For now, you may bind SSTP on other port while HTTPS still on TCP 443.
Or let sniproxy (or nginx with ngx_stream_ssl_preread_module) listen 443, and
proxy TLS traffic to web server or SSTP server depending domain name on the TLS request.

[deba12]

I have absolute success with nginx infront of sstpd will cleanup configuration and post it here

[deba12]

start sstpd without ssl

/usr/local/bin/sstpd -p 444 --local 192.168.10.1 --remote 192.168.10.0/24 -n

place it at the end of nginx.conf (you will need mod_stream and mod_ssl_stream enabled and nginx 1.9)

stream {
	error_log /tmp/stream_error_sstpd.log;

	upstream sstpd {
		server 127.0.0.1:444;
	}

	server {
		listen 443 so_keepalive=on ssl;
		ssl_protocols       TLSv1 TLSv1.1 TLSv1.2;
		ssl_ciphers         AES128-SHA:AES256-SHA:RC4-SHA:DES-CBC3-SHA:RC4-MD5;
		ssl_certificate     /etc/letsencrypt/live/xxxx/fullchain.pem;
		ssl_certificate_key /etc/letsencrypt/live/xxxx/privkey.pem;
		ssl_session_cache   shared:SSL:10m;
		ssl_session_timeout 10m;

		proxy_connect_timeout 300s;
		proxy_timeout 300s;
		proxy_pass sstpd;
	}
}

then based on certificate/server name you can proxy your http(s) requests back or something like that :)
i haven't test it

[sorz]

Yes, it's same as sniproxy + nginx solution, just replace the sniproxy with new features on ngixn.

To conexist with web service, you need bind nginx's HTTPS service on a non-443 port, then using ngx_stream_ssl_preread_module to proxy HTTPS to HTTPS, SSTP to SSTP, base on their server names. (And enable PROXY protocol on nginx's stream and http sides, may also on SSTP server, in future :)

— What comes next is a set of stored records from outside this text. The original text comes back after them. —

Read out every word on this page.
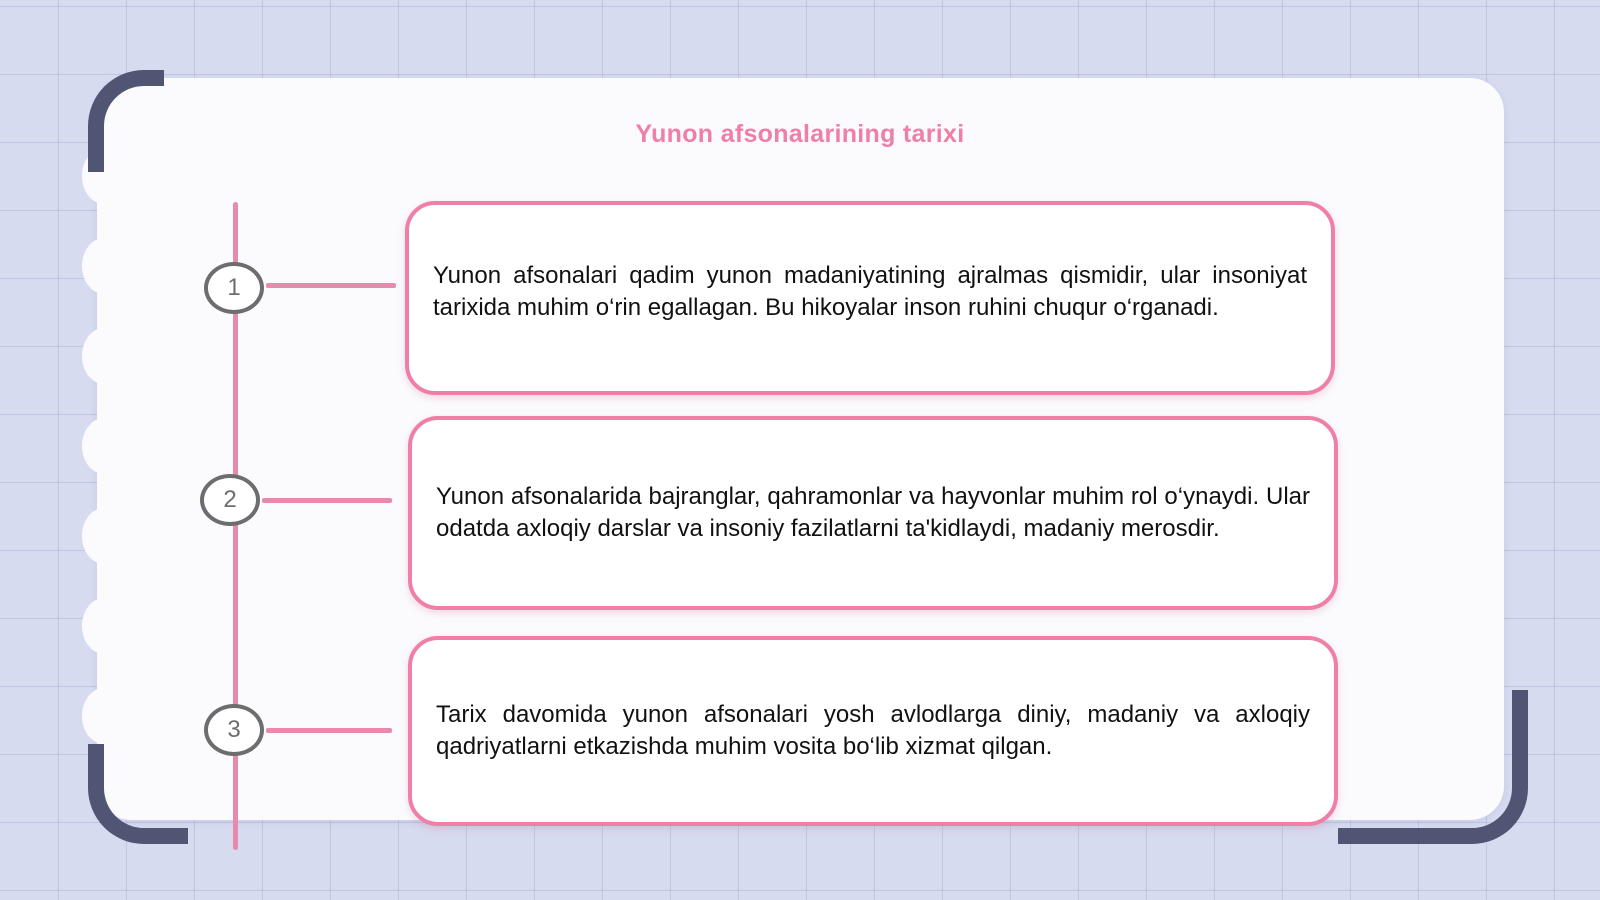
Yunon afsonalarining tarixi
1
2
3
Yunon afsonalari qadim yunon madaniyatining ajralmas qismidir, ular insoniyat tarixida muhim o‘rin egallagan. Bu hikoyalar inson ruhini chuqur o‘rganadi.
Yunon afsonalarida bajranglar, qahramonlar va hayvonlar muhim rol o‘ynaydi. Ular odatda axloqiy darslar va insoniy fazilatlarni ta'kidlaydi, madaniy merosdir.
Tarix davomida yunon afsonalari yosh avlodlarga diniy, madaniy va axloqiy qadriyatlarni etkazishda muhim vosita bo‘lib xizmat qilgan.
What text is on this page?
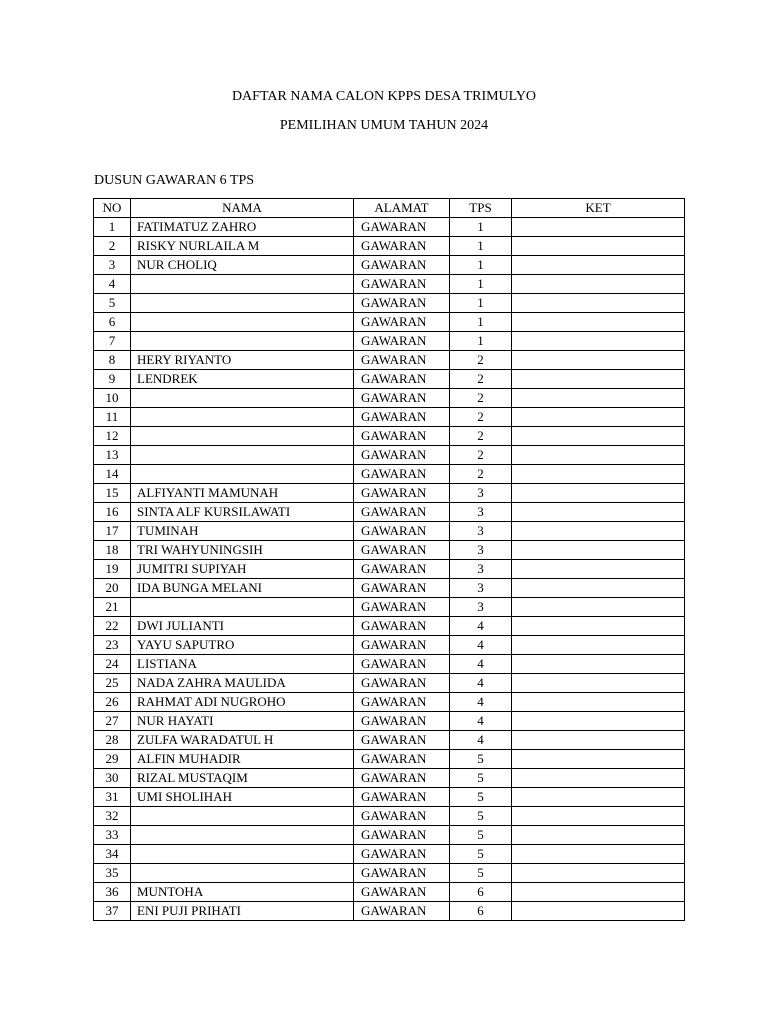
DAFTAR NAMA CALON KPPS DESA TRIMULYO

PEMILIHAN UMUM TAHUN 2024

DUSUN GAWARAN 6 TPS

NO	NAMA	ALAMAT	TPS	KET
1	FATIMATUZ ZAHRO	GAWARAN	1	
2	RISKY NURLAILA M	GAWARAN	1	
3	NUR CHOLIQ	GAWARAN	1	
4		GAWARAN	1	
5		GAWARAN	1	
6		GAWARAN	1	
7		GAWARAN	1	
8	HERY RIYANTO	GAWARAN	2	
9	LENDREK	GAWARAN	2	
10		GAWARAN	2	
11		GAWARAN	2	
12		GAWARAN	2	
13		GAWARAN	2	
14		GAWARAN	2	
15	ALFIYANTI MAMUNAH	GAWARAN	3	
16	SINTA ALF KURSILAWATI	GAWARAN	3	
17	TUMINAH	GAWARAN	3	
18	TRI WAHYUNINGSIH	GAWARAN	3	
19	JUMITRI SUPIYAH	GAWARAN	3	
20	IDA BUNGA MELANI	GAWARAN	3	
21		GAWARAN	3	
22	DWI JULIANTI	GAWARAN	4	
23	YAYU SAPUTRO	GAWARAN	4	
24	LISTIANA	GAWARAN	4	
25	NADA ZAHRA MAULIDA	GAWARAN	4	
26	RAHMAT ADI NUGROHO	GAWARAN	4	
27	NUR HAYATI	GAWARAN	4	
28	ZULFA WARADATUL H	GAWARAN	4	
29	ALFIN MUHADIR	GAWARAN	5	
30	RIZAL MUSTAQIM	GAWARAN	5	
31	UMI SHOLIHAH	GAWARAN	5	
32		GAWARAN	5	
33		GAWARAN	5	
34		GAWARAN	5	
35		GAWARAN	5	
36	MUNTOHA	GAWARAN	6	
37	ENI PUJI PRIHATI	GAWARAN	6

I did this to running HTTP + ocserv on a server.

[alex-eri]

in stream module nginx cant parse url or http method or server name. so not posible to run with site.

[sorz]

ngx_stream_ssl_preread_module can parse server name from TLS.

[caoli5288]

You need nginx >= 1.11.5 compiled with --with-stream_ssl_preread_module(it's default to el's pre-build rpm package) and then folow those step.

1, make your blog bind to a private addr like 127.0.0.1:443.

server {
    listen 127.0.0.1:443 ssl;
    server_name blog.sample.com;
    ....
}

2, make your sstpd bind to another private addr. (Note: You can always use 127.x.y.z without really bind it to any interface) simply start it with sstpd --local 127.0.0.2 -p 443 ....

3, edit your nginx.conf add those lines outside http statment.

http {
    // any statement here
}

stream {
    map $ssl_preread_server_name $name {
        px.sample.com px; # <your proxy domain> <name defined below>
        default blog;
    }

    upstream blog {
        server 127.0.0.1:443;
    }

    upstream px {
        server 127.0.0.2:443;
    }

    server {
        listen 123.123.123.123:443; # Your public ip addr here
        proxy_pass $name;
        ssl_preread on;
    }
}

4, restart your nginx and enjoy. :-) be tested. everything works well. @sorz can your add this to your project document? 来不及发pr了，吃个早餐赶去上班（逃

[netheril96]

Is it possible to do the same but with caddy as the front?